Ma voisine du 3e étage

Mon chien est comme moi. Il a besoin d’air et de mouvement. Lui, c’est plutôt l’air qui lui manque ; moi, le mouvement. D’habitude, on sort ensemble trois fois par jour. Au début du confinement, c’est ce qu’on a fait. J’imprimais trois fois le formulaire et trois fois on sortait prendre l’air et se dégourdir les pattes. Mais cette satanée voisine du 3e étage a repéré le manège. Elle a du flair pour les irrégularités. C’est comme ça qu’elle contrôle le temps de ménage de l’employé d’immeuble ; qu’elle affiche les règlements. Enfin, bon, je ne vous fais pas la liste. Simplement, la dernière fois que je sortais pour la troisième fois, elle m’attendait à sa fenêtre. En fait, elle m’a cueilli.

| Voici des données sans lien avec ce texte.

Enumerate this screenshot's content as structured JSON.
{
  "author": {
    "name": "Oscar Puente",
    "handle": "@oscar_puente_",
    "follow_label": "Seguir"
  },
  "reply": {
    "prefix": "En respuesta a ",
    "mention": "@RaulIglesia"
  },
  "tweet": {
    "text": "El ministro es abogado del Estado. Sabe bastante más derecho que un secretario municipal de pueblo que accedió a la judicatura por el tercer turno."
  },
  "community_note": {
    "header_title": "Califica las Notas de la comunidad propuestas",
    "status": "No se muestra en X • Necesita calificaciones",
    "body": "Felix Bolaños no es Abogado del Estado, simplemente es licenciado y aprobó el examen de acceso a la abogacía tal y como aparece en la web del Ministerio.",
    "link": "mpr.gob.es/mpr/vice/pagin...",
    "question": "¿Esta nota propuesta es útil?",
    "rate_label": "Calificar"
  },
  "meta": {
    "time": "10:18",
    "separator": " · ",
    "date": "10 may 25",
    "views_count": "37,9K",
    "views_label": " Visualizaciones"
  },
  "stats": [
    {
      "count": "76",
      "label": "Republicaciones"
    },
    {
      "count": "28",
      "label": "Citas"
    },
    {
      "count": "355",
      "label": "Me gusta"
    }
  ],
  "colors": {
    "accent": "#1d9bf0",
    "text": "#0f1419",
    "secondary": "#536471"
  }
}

Troisième sortie, monsieur Laurent, et ce n’est pas la première fois. Elle était contente d’elle ; ça se voyait. Je me suis pincé pour ne pas lui aboyer dessus. Je me suis gratté la tête et, d’un regard, j’ai montré mon chien :
Il est malade le pauvre. J’ai pas trouvé mieux.
Ah oui ? elle m’a demandé d’un air de vouloir en savoir plus pour me coincer.
Des désordres digestifs, j’ai dit. Et puis j’ai stoppé là. Vu qu’elle allait rester sans bouger à m’attendre, j’ai pas osé me pointer une heure après. On a fait court : trois fois le pâté de maison en courant et puis je me suis résolu à rentrer. Bongo, elle m’attendait… à sa fenêtre. On est remontés sans un mot.
Là-dessus, mon imprimante est tombée en panne. Alors recopier le formulaire en trois exemplaires tous les jours, ça a fini par limiter mes sorties. J’ai vu sur YouTube qu’un Chinois a couru un marathon chez lui.
Et ben voilà, je me suis dit. Le couloir, mon grand, le couloir ! Depuis, je le parcours. Je le parcours pendant une heure d’un trait, le podomètre à la main. Mon chien, non. Lui, il préfère renifler l’air frais sur le balcon. Et les quelques fois où je suis sorti, ces derniers jours, je n’ai plus vu ma commère à sa fenêtre. Alors je me suis surpris à m’inquiéter.
J’ai sonné à sa porte, personne. Alors là, je me suis plus qu’inquiété. J’ai resonné plus fort et plus longtemps et puis j’ai entendu des petits pas approcher. Et une toute petite voix :
C’est qui ?
C’est moi, j’ai dit. Vous savez, votre voisin avec le chien qui sort d’ailleurs beaucoup moins…
Ah ? a répondu sa voix engourdie.
Ça va ? j’ai demandé.
Pas trop. Je grelotte.
Je ne savais pas trop ce qu’il fallait que je propose. J’ai demandé avec un peu d’hésitation :
Vous croyez que vous l’avez ?
– Si j’ai quoi ?

Alors là, je savais plus comment faire. J’ai bégayé :
Ben… Vous savez, le truc, là, que tout le monde attrape…
On ne peut pas dire qu’elle lisait dans mes pensées. Après un blanc, elle a toussoté et elle a ajouté :
C’est un petit rhume, je crois…
On a convenu qu’on allait s’appeler. On s’est échangé les numéros.